我想列出所有打开Windows资源管理器窗口，在一个列表框的活动路径。该应用程序应该刷新列表框如果在浏览器窗口中导航到不同的路径。

I want to list all open Windows Explorer windows with their active path in a ListBox. The app should refresh the ListBox if the explorer window is navigated to a different path.

有关如两块Explorer窗口是打开的。一个是导航到 C：\ WINDOWS ，另一种是导航到 D：\东西。当应用程序运行它，它增加了 C：\ WINDOWS 和 D：\东西到列表框。然后，用户导航到不同的文件夹中的打开资源管理器窗口，比如一C：\ WINDOWS \ SYSTEM32 。那么应用程序应刷新列表框和列表 C：\ WINDOWS \ SYSTEM32 和 D： \东西代替。

For e.g. two explorer windows are open. One is navigated to C:\Windows and the other is navigated to D:\Stuff. When the app it run, it adds C:\Windows and D:\Stuff to the ListBox. Then, the user navigates to a different folder in one of the open explorer windows like C:\Windows\system32. The app should then refresh the ListBox and list C:\Windows\system32 and D:\Stuff instead.

我没有对如何做到这一点的任何想法。

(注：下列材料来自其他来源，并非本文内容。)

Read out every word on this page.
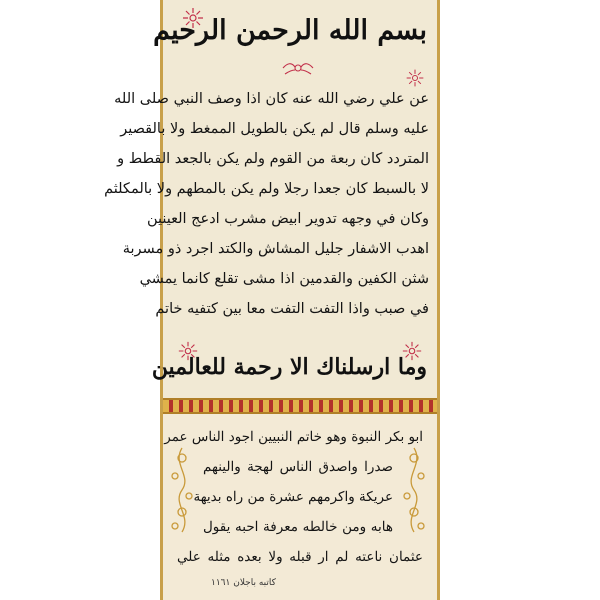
بسم الله الرحمن الرحيم
عن علي رضي الله عنه كان اذا وصف النبي صلى الله
عليه وسلم قال لم يكن بالطويل الممغط ولا بالقصير
المتردد كان ربعة من القوم ولم يكن بالجعد القطط و
لا بالسبط كان جعدا رجلا ولم يكن بالمطهم ولا بالمكلثم
وكان في وجهه تدوير ابيض مشرب ادعج العينين
اهدب الاشفار جليل المشاش والكتد اجرد ذو مسربة
شثن الكفين والقدمين اذا مشى تقلع كانما يمشي
في صبب واذا التفت التفت معا بين كتفيه خاتم
وما ارسلناك الا رحمة للعالمين
ابو بكر النبوة وهو خاتم النبيين اجود الناس عمر
صدرا واصدق الناس لهجة والينهم
عريكة واكرمهم عشرة من راه بديهة
هابه ومن خالطه معرفة احبه يقول
عثمان ناعته لم ار قبله ولا بعده مثله علي
كاتبه باجلان ١١٦١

任何指针将AP preciated。

I don't have any ideas on how to do this. Any pointers would be appreciated.

推荐答案

在这里你可以找到一个例子如何访问 WindowsExplorer 的路径和 InternetExplorer的： HTTP：//omega$c$cr.com/？ P = 63

Here you can find an example how to access the paths in WindowsExplorer and InternetExplorer : http://omegacoder.com/?p=63

怎么样才能够收到关于该用户导航到不同的路径的事实的通知，也没有办法，我所知道的，真的。

What about to be able to receive a notification about the fact that user navigated to different path, there is no way that I'm aware of, honestly.

让我脑海的第一个解决方案，就是使用定时器并检查每一个勾号。

So the first solution that comes to my mind, is use a Timer and check on every tick.